人と人の間に生ずる何か
猛暑が続いた日々が一段落した日の午後、愛犬の散歩に夫と出かけました。外でなければ用を足さない犬なので、毎日毎日お天気の状況をみながら出かけます。マンションを出てすぐ小学校中学年ほどの男の子が、グリーン色をした虫かごを両手で抱える様に持って、こちらの方にやって来ました。知らない子でしたが、「何か虫が採れたの」と声をかけると、「朝学校に行く時にそこでクワガタを捕まえたんだ。飛んできたんだと思う。」と言いながらかごを差し出し、見せてくれました。布に隠れていて見えませんでしたけれど、クワガタを見る以上に心が動くひと時でした。一瞬であっても、年代関係なく、何のてらいもなく他の一人の人と言葉を交わし、心を通わせた感覚をはっきりと実感しました。クワガタを通して関係の中に生み出された『何か』。他者との関係がなければ、出会い、味わうことができなかった私自身の『何か』。とても大切な得難い心の在り様に想います。はっきりと意識されたその感覚はその後しばらくの間、幸せな満たされた想いにさせてくれました。

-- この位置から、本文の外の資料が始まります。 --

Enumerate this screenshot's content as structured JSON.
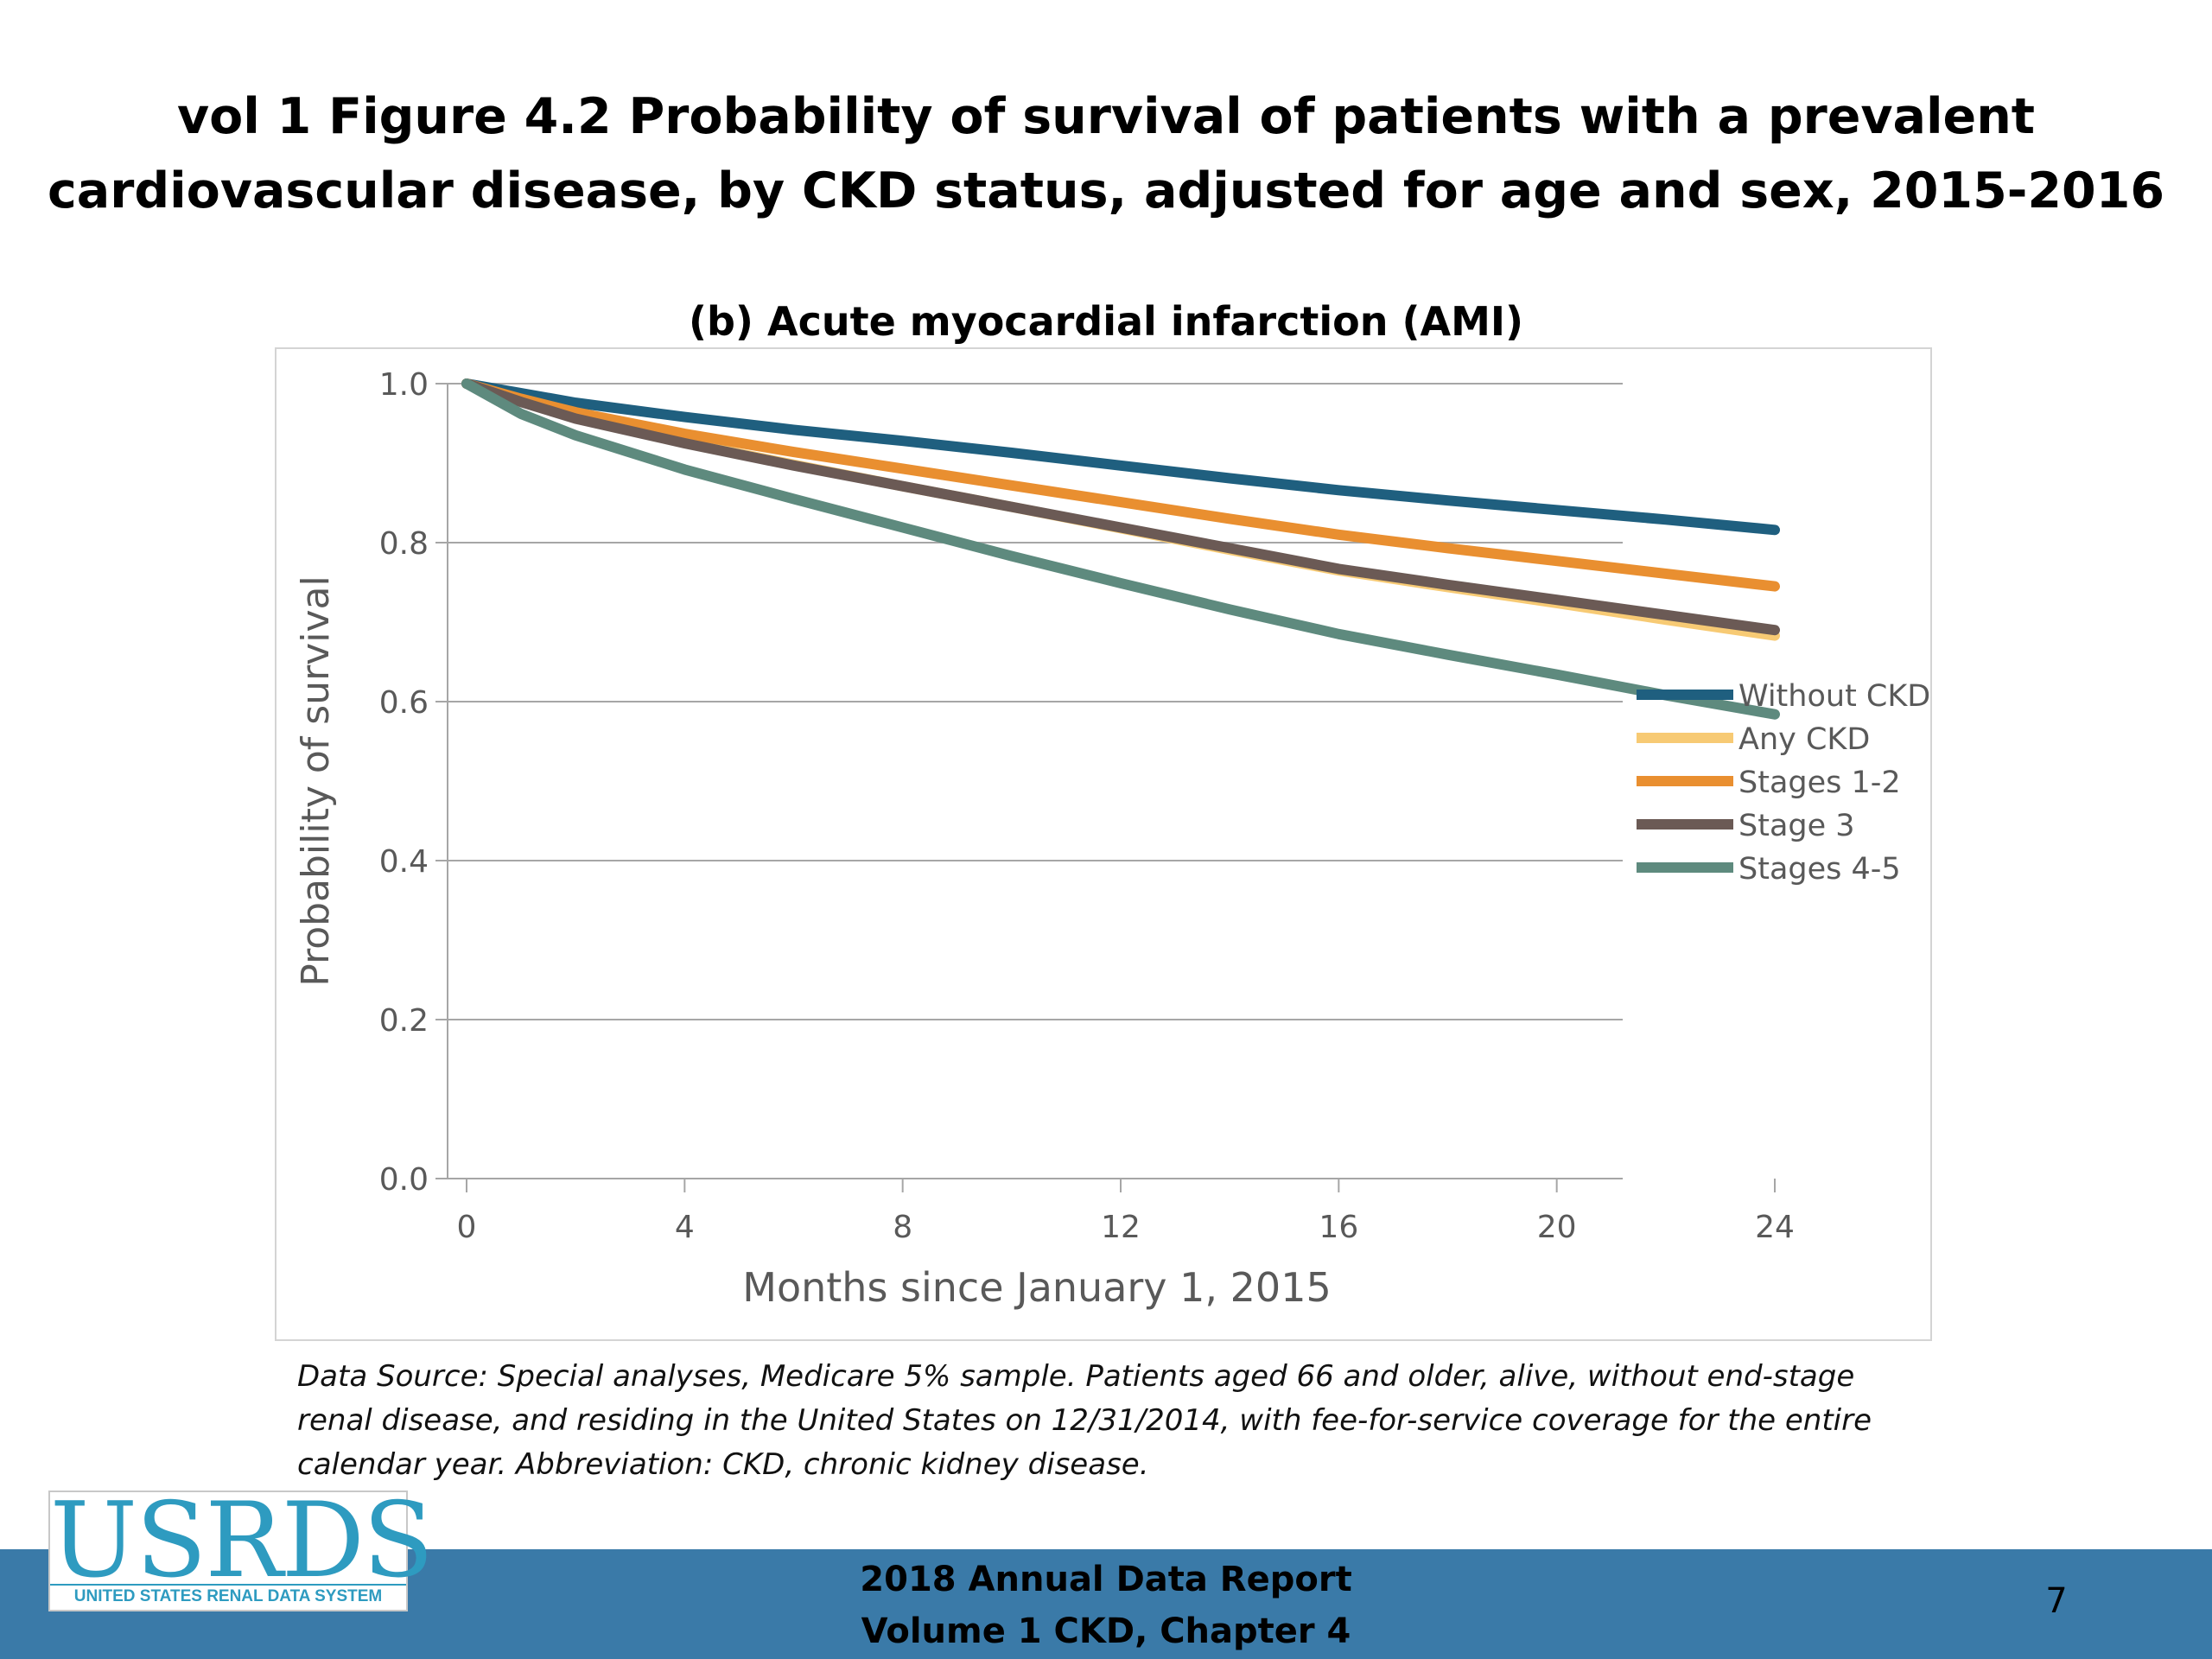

その後散歩を50分程続けたでしょうか。その途中ふと思い出したことがありました。
40年も前の出来事です。道東方面に度々出張していた夫は、帰りにクワガタを息子のために何匹も取って来てくれました。帰宅したのに、なかなか家に入って来ない時がありました。行ってみると、車の中で何かを探しています。クワガタが袋を破り逃げ出していたのです。
車がたまに通るだけの山道の電灯の下で、黙々とクワガタ採りをする夫の姿が目に見えるようです。息子の喜ぶ姿を思い浮かべながら、それと同時に、喜々として夢中になりながら虫取りをする子供心を味わっていたのだろうと思います。
息子が6年生になった夏のこと「もうクワガタは良いから」と言うまでそれは続きました。